Based on the documentation of NMRpipe it appears that the SOL function uses time domain deconvolution.

When I was graduate student, I had written my own program for NMR data processing and I used time domain deconvolution for solvent suppression. I observed that the **length of the window used for deconvolution deconvolution** has a dramatic effect on the quality of the solvent suppression. Based on this, and a quick look at the NMRpipe documentation, I would expect that a substantial improvement of solvent suppression can be obtained in your spectrum if you lower the value of flenpts parameter associated with the SOL function. In addition, I would expect that changing the fshape parameter to select for sinusoidal weighting (instead of the default boxcar) would be helpful.

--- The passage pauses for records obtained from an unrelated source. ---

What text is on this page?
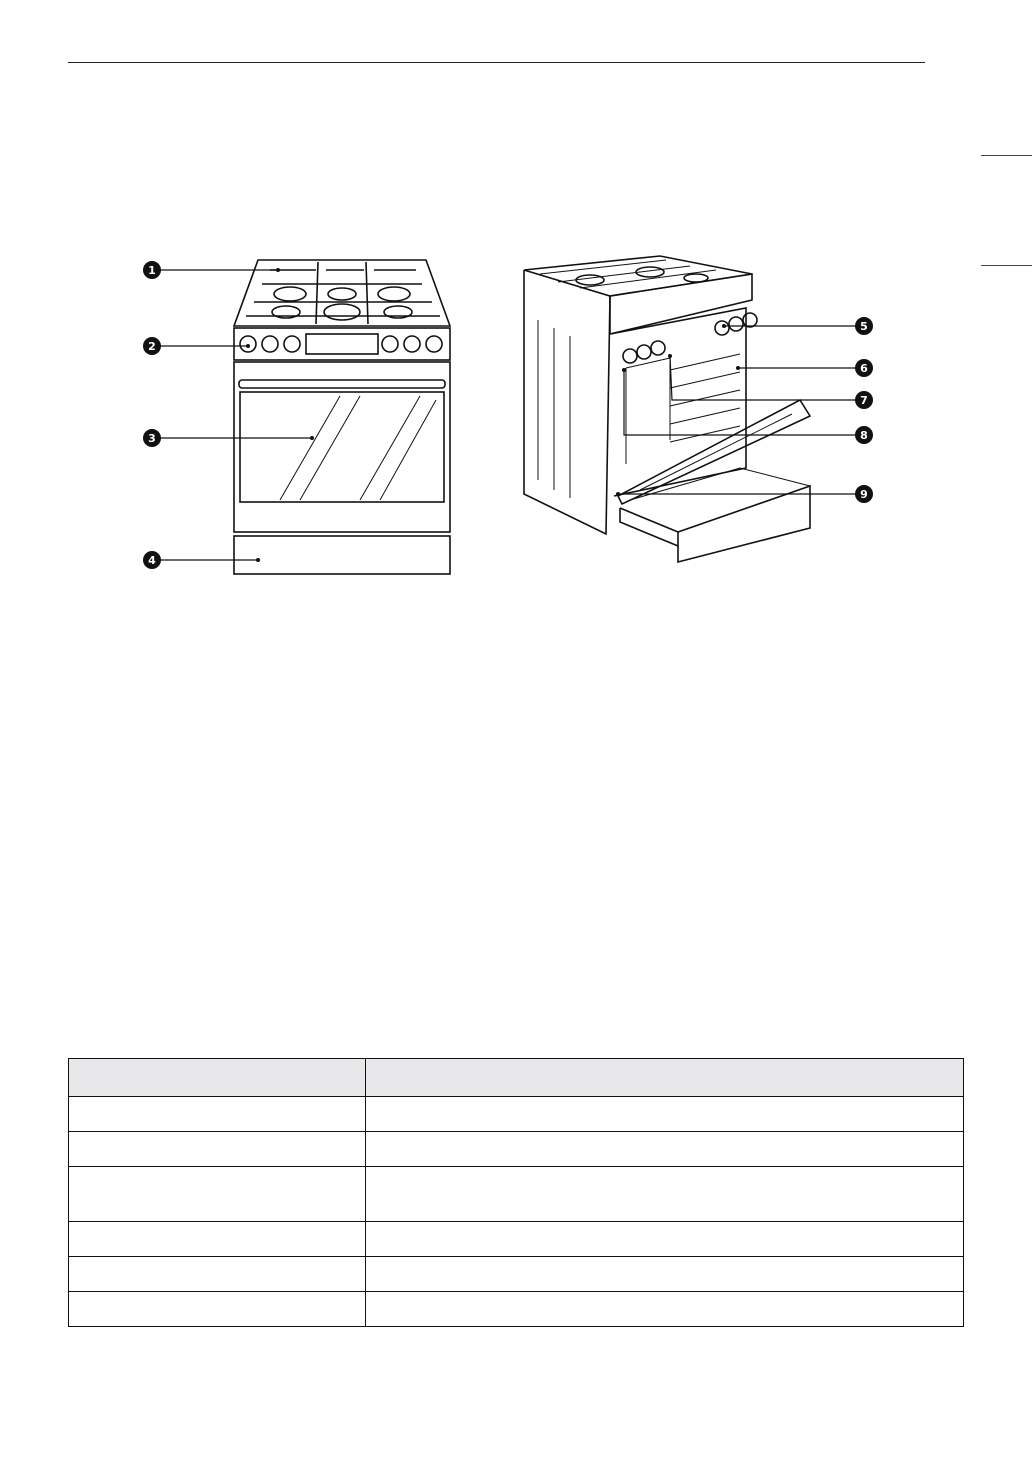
1
2
3
4
5
6
7
8
9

My interpretation of your artefact is as follows (though I have not seen the code for NMRpipe): the deconvolution algorithm calculates the average over the chosen window and subtracts it out from the current fid. The problem is that, this is not possible for the first few data-points; the window terminates at zero time, and the data for calculating the average is not available for the first few points. Therefore, the subtracted fid contains a solvent artifact contributed from the first few data points. There are several ways to overcome this problem:

Decrease the window size for the first few data points, keeping the chosen value of flenpts for the remaining data points.

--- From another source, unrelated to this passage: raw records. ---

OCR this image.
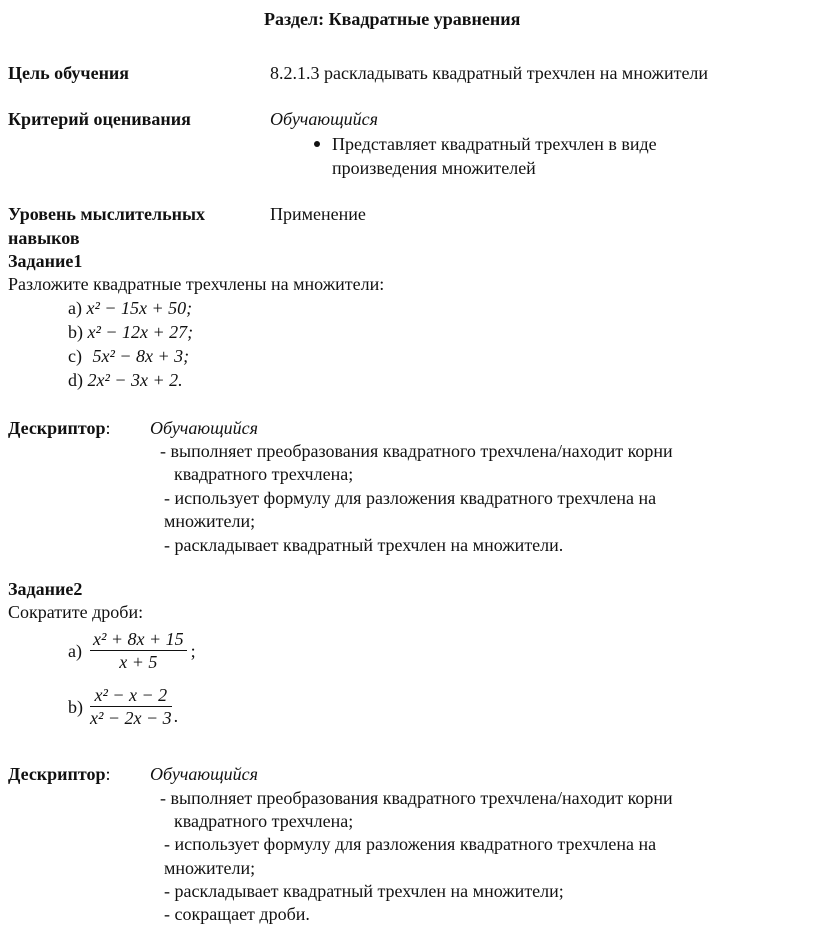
Раздел: Квадратные уравнения
Цель обучения	8.2.1.3 раскладывать квадратный трехчлен на множители
Критерий оценивания	Обучающийся
Представляет квадратный трехчлен в виде
произведения множителей
Уровень мыслительных
навыков
Применение
Задание1
Разложите квадратные трехчлены на множители:
a) x² − 15x + 50;
b) x² − 12x + 27;
c) 5x² − 8x + 3;
d) 2x² − 3x + 2.
Дескриптор: Обучающийся
- выполняет преобразования квадратного трехчлена/находит корни
квадратного трехчлена;
- использует формулу для разложения квадратного трехчлена на
множители;
- раскладывает квадратный трехчлен на множители.
Задание2
Сократите дроби:
$a) \frac{\text{x² + 8x + 15}}{x + 5}$ ;
$b) \frac{\text{x² − x − 2}}{\text{x² − 2x − 3}}$ .
Дескриптор: Обучающийся
- выполняет преобразования квадратного трехчлена/находит корни
квадратного трехчлена;
- использует формулу для разложения квадратного трехчлена на
множители;
- раскладывает квадратный трехчлен на множители;
- сокращает дроби.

Predict values of the fid for negative times by using extrapolation. Then use these values for calculating the required averages for the deconvolution. The second method, I believe, would be better.

If the problem lies with incorrect adjustment of offset, then the observation of the data after the FT in the first dimension will reveal that the positive lobe of the non-suppressed water is consistently either on the right or on the left. However, I suspect, that you will find that in some of the increments the positive lobe is on the left and in others it is on the right.

This solvent suppression method may also fail if there are problems with magnetic field homogeneity, temperature homogeneity (due to RF induced heating) or radiation damping.